Friday, May 29, 2020

Banxico publishes first operating rules to access financial support

Last April, the Central Bank announced a series of measures for an amount of up to 750 billion pesos. The first operating rules to access liquidity programs that Banco de México (Banxico) announced in April were published this Wednesday, so that financial institutions will be able to access those resources once they comply with the guidelines established by the Bank.
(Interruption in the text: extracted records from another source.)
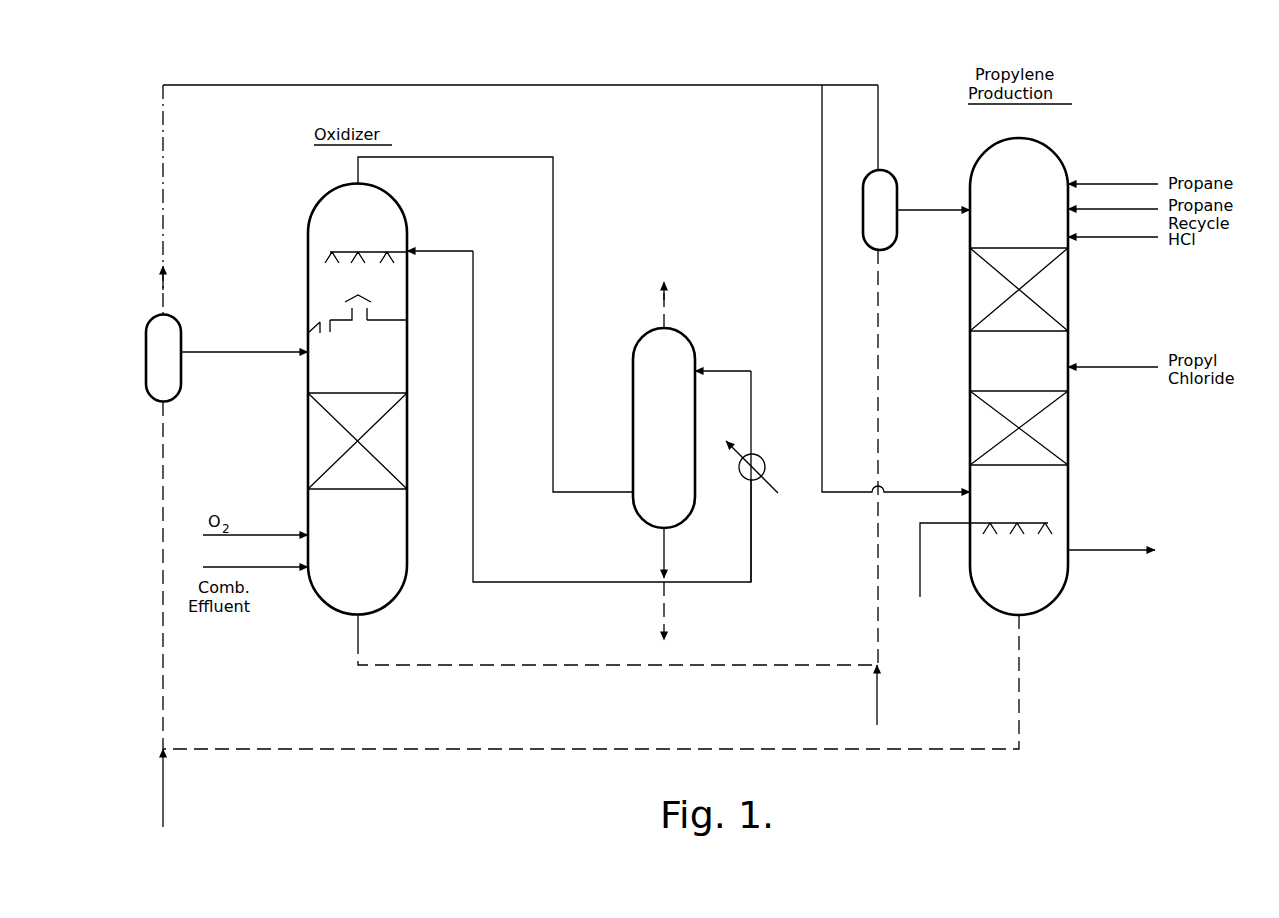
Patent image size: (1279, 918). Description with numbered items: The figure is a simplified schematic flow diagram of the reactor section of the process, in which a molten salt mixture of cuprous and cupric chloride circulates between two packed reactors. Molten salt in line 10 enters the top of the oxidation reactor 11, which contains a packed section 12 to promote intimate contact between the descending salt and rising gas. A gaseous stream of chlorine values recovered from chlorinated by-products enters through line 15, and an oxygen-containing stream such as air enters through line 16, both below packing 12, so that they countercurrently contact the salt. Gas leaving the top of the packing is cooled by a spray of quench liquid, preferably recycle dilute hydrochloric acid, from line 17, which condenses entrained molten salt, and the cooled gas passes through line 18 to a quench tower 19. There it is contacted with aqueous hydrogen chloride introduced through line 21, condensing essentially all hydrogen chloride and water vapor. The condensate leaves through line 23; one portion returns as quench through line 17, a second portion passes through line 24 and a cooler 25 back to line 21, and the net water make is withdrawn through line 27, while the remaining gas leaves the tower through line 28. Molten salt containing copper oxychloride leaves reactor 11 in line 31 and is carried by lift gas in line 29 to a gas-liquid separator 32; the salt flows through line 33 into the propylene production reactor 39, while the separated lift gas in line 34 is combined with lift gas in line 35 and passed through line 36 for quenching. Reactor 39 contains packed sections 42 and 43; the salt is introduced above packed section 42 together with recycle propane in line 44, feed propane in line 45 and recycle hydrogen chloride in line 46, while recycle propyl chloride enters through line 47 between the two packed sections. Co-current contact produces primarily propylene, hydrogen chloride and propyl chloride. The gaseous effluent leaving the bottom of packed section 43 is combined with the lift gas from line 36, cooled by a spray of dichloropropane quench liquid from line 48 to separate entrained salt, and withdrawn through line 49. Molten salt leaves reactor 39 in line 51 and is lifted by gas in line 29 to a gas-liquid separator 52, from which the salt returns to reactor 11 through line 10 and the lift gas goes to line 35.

The line 10 is at (268, 352).
The oxidation reactor 11 is at (292, 293).
The packed section 12 is at (308, 441).
The line 15 is at (280, 569).
The line 16 is at (282, 534).
The line 17 is at (473, 338).
The line 18 is at (478, 157).
The quench tower 19 is at (633, 394).
The line 21 is at (752, 402).
The line 23 is at (664, 552).
The line 24 is at (752, 522).
The cooler 25 is at (742, 478).
The line 27 is at (664, 608).
The line 28 is at (665, 318).
The line 29 is at (877, 703).
The line 31 is at (462, 667).
The gas-liquid separator 32 is at (898, 230).
The line 33 is at (934, 208).
The line 34 is at (879, 134).
The line 35 is at (556, 85).
The line 36 is at (822, 270).
The propylene production reactor 39 is at (967, 352).
The packed section 42 is at (1058, 292).
The packed section 43 is at (1058, 430).
The line 44 is at (1138, 209).
The line 45 is at (1138, 183).
The line 46 is at (1138, 238).
The line 47 is at (1105, 369).
The line 48 is at (943, 524).
The line 49 is at (1098, 551).
The line 51 is at (1020, 645).
The gas-liquid separator 52 is at (147, 358).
Central. The document, published in the Official Gazette of the Federation (DOF), establishes the rules applicable to the exercise of financing granted by Banxico to cover ordinary additional liquidity needs of both multiple banking and development institutions.

The institution interested in obtaining financing from the Central Bank in order to meet these needs must submit an application through the Electronic Attention Module, which must have the advanced electronic signature of the general director of the bank in question. With this, you can ask for a combination of resources to face your liquidity problems. On April 21, the Central Bank launched 10 additional measures to promote orderly behavior in the financial markets; strengthen the channels for granting credit, and provide liquidity for the healthy development of the financial system in the face of the new coronavirus pandemic.

The announced actions support the operation of the financial system with up to 750 billion pesos. When added to what has already been implemented, the total is equivalent to 3.3 percent of 2019 GDP, the institution explained at the time. Banxico will continue to publish the operating rules for each of the 10 points that it will launch, in order for institutions to choose those options that they require. The foregoing seeks to create the conditions that facilitate financial intermediaries to fulfill their priority function, that is, to provide financing to the economy, so that in turn it can be used for micro, small and medium-sized enterprises, as well as households that have seen a reduction in their sources of income due to the COVID-19 pandemic.